Wireless communication infrastructure is a cornerstone of modern digital society, yet it remains vulnerable to the persistent threat of wireless jamming. Attackers can easily create radio interference to overshadow legitimate signals, leading to denial of service. The broadcast nature of radio signal propagation makes such attacks possible in the first place, but at the same time poses a challenge for the attacker: The jamming signal does not only reach the victim device but also other neighboring devices, preventing precise attack targeting. In this work, we solve this challenge by leveraging the emerging RIS technology, for the first time, for precise delivery of jamming signals. In particular, we propose a novel approach that allows for environment-adaptive spatial control of wireless jamming signals, granting a new degree of freedom to perform jamming attacks. We explore this novel method with extensive experimentation and demonstrate that our approach can disable the wireless communication of one or multiple victim devices while leaving neighboring devices unaffected. Notably, our method extends to challenging scenarios where wireless devices are very close to each other: We demonstrate complete denial-of-service of a Wi-Fi device while a second device located at a distance as close as 5 mm remains unaffected, sustaining wireless communication at a data rate of 25 Mbit/s. Lastly, we conclude by proposing potential countermeasures to thwart RIS-based spatial domain wireless jamming attacks.

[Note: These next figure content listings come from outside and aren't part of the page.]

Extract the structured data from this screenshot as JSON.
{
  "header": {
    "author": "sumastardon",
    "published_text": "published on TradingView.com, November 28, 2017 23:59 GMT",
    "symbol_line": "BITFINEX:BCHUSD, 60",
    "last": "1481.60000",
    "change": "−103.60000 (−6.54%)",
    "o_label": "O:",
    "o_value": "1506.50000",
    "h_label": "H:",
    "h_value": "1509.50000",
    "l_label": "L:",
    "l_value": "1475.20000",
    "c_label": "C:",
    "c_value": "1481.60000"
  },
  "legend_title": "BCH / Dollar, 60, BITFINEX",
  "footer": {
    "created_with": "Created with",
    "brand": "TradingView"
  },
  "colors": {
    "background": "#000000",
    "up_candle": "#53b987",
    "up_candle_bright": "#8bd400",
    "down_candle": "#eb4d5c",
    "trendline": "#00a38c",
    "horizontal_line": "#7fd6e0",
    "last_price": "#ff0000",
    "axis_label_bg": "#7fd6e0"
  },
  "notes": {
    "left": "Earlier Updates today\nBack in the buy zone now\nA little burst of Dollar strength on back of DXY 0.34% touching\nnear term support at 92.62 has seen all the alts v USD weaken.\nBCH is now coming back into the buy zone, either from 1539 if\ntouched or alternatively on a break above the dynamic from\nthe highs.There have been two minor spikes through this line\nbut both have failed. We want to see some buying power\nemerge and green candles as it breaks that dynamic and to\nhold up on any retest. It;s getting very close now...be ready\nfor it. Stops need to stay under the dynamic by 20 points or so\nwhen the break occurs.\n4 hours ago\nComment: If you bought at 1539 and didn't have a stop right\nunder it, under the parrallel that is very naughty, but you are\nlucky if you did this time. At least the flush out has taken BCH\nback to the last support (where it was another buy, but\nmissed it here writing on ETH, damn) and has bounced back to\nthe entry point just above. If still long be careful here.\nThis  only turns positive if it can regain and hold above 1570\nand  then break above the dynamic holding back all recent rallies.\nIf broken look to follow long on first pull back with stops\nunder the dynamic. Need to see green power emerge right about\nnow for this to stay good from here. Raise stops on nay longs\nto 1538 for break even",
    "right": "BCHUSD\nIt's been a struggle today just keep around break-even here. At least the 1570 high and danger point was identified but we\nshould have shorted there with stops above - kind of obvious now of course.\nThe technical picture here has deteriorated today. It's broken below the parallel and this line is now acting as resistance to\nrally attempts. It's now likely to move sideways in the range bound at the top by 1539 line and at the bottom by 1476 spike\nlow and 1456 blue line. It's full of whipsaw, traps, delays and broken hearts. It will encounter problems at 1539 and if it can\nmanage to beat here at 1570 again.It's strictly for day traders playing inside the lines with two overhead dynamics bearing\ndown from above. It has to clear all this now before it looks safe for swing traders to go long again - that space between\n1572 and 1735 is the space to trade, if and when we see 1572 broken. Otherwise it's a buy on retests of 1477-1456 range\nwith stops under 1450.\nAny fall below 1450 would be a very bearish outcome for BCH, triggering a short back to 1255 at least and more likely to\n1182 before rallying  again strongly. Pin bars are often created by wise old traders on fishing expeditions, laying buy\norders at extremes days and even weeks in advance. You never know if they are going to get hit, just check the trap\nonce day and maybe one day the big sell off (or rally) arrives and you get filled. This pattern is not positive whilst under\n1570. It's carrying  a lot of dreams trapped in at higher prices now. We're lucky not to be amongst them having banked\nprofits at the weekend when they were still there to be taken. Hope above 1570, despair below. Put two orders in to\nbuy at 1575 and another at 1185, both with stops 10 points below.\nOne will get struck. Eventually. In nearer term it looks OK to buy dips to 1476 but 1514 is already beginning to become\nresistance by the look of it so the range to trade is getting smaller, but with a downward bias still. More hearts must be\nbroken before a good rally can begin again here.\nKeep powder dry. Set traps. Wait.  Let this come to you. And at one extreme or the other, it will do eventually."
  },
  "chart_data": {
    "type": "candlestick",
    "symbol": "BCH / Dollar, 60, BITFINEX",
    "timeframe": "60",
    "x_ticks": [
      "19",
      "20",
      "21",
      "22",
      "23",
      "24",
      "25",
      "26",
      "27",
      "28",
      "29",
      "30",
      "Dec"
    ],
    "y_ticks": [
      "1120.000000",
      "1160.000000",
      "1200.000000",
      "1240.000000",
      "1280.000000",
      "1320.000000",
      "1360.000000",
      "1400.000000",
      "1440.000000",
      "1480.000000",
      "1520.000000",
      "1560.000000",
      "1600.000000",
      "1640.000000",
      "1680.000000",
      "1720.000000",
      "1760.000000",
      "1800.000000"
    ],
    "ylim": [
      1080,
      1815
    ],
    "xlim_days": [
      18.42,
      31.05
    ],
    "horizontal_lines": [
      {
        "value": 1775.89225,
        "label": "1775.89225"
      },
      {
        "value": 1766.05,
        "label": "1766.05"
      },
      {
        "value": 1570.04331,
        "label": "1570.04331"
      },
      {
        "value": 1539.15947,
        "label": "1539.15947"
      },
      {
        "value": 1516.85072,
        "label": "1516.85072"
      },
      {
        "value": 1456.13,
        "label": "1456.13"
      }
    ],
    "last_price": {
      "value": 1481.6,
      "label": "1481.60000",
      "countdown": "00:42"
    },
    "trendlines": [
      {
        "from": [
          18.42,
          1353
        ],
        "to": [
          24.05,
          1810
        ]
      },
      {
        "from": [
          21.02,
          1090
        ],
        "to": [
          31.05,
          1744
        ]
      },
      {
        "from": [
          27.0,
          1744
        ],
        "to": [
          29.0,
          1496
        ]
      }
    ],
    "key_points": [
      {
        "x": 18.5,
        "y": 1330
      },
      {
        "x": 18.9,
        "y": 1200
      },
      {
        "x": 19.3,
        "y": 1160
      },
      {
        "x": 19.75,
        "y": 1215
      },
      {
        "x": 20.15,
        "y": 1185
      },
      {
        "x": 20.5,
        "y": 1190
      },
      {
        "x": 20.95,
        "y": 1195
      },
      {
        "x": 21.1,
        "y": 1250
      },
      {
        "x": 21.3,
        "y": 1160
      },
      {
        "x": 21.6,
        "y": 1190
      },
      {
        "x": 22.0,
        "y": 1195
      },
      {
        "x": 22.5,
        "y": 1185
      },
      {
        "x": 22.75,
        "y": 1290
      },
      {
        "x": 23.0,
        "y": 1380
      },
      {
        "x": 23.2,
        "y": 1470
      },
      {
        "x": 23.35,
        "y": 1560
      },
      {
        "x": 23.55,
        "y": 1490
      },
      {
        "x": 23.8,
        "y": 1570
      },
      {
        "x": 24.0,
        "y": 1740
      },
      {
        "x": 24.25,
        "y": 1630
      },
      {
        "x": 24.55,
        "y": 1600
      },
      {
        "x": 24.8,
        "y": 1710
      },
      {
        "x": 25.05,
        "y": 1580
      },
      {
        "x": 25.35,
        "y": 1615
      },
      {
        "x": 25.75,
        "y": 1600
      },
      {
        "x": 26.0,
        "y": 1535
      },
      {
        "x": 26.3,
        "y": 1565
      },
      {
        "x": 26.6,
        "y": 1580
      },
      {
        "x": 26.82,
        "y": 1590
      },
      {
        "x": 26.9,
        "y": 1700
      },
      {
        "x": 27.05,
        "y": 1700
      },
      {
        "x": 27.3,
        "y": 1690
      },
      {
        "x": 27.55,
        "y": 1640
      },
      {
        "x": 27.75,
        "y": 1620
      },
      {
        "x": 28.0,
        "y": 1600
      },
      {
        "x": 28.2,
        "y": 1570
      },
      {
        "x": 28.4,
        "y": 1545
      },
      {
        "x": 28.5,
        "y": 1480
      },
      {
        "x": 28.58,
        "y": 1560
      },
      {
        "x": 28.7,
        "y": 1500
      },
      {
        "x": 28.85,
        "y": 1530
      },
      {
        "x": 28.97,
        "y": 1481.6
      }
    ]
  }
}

翻译：无线通信基础设施是现代数字社会的基石，但其仍持续面临无线干扰的威胁。攻击者可以轻易制造无线电干扰以压制合法信号，导致服务拒绝。无线电信号传播的广播特性使得此类攻击成为可能，但同时也给攻击者带来了挑战：干扰信号不仅到达目标设备，也会影响其他邻近设备，从而难以实现精确的攻击定位。在本工作中，我们首次利用新兴的可重构智能表面技术解决了这一挑战，实现了干扰信号的精准投送。具体而言，我们提出了一种新颖的方法，允许对无线干扰信号进行环境自适应的空域控制，为实施干扰攻击提供了新的自由度。我们通过大量实验探索了这一新方法，并证明我们的方案能够使一个或多个目标设备的无线通信失效，同时不影响邻近设备。值得注意的是，我们的方法可扩展到极具挑战性的场景：我们演示了在完全阻断一个Wi-Fi设备服务的同时，仅相距5毫米的第二个设备仍能保持无线通信，数据速率可达25 Mbit/s。最后，我们提出了潜在的防御措施以抵御基于可重构智能表面的空域无线干扰攻击。